Objectives: The San Francisco Syncope Rule (SFSR) is a decision rule with the potential to identify patients at risk for serious outcomes within 7 days of the emergency department (ED) visit for syncope. The initial studies of the SFSR reported a high sensitivity and specificity for identifying patients, of all ages, with serious outcomes. Our objective was to determine if the SFSR can be safely and accurately applied to ED patients aged 65 and older with syncope or near-syncope.
Methods: A retrospective review of ED patients aged 65 years and older with syncope or near-syncope between January 2000 and August 2001 was performed. Charts were reviewed for evidence of SFSR risks for the ED visit and serious outcomes within 7 days of the ED visit.
Results: Of 773 subjects identified as having syncope or near-syncope, 517 subjects were included. There were 98 patients with serious outcomes.
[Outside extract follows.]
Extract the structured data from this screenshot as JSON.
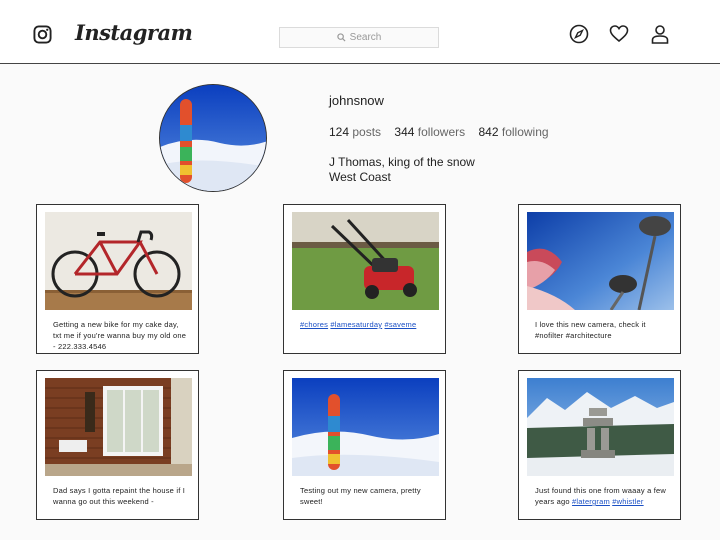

Twenty-three patients who were negative on SFSR had serious outcomes. The sensitivity and specificity of the SFSR were 76.5% (95% confidence interval [CI], 66.7%-84.3%) and 36.8% (95% CI, 32.2%-41.6%), respectively. The negative and positive predictive values were 87.0% (95% CI, 80.9%-91.4%) and 22.1% (95% CI, 17.8%-26.9%), respectively.
Conclusions: In our cohort of elderly ED patients, the SFSR had a lower sensitivity and specificity. The SFSR may not be applicable to the elderly ED population. Future prospective validation is necessary before application to the ED elderly population.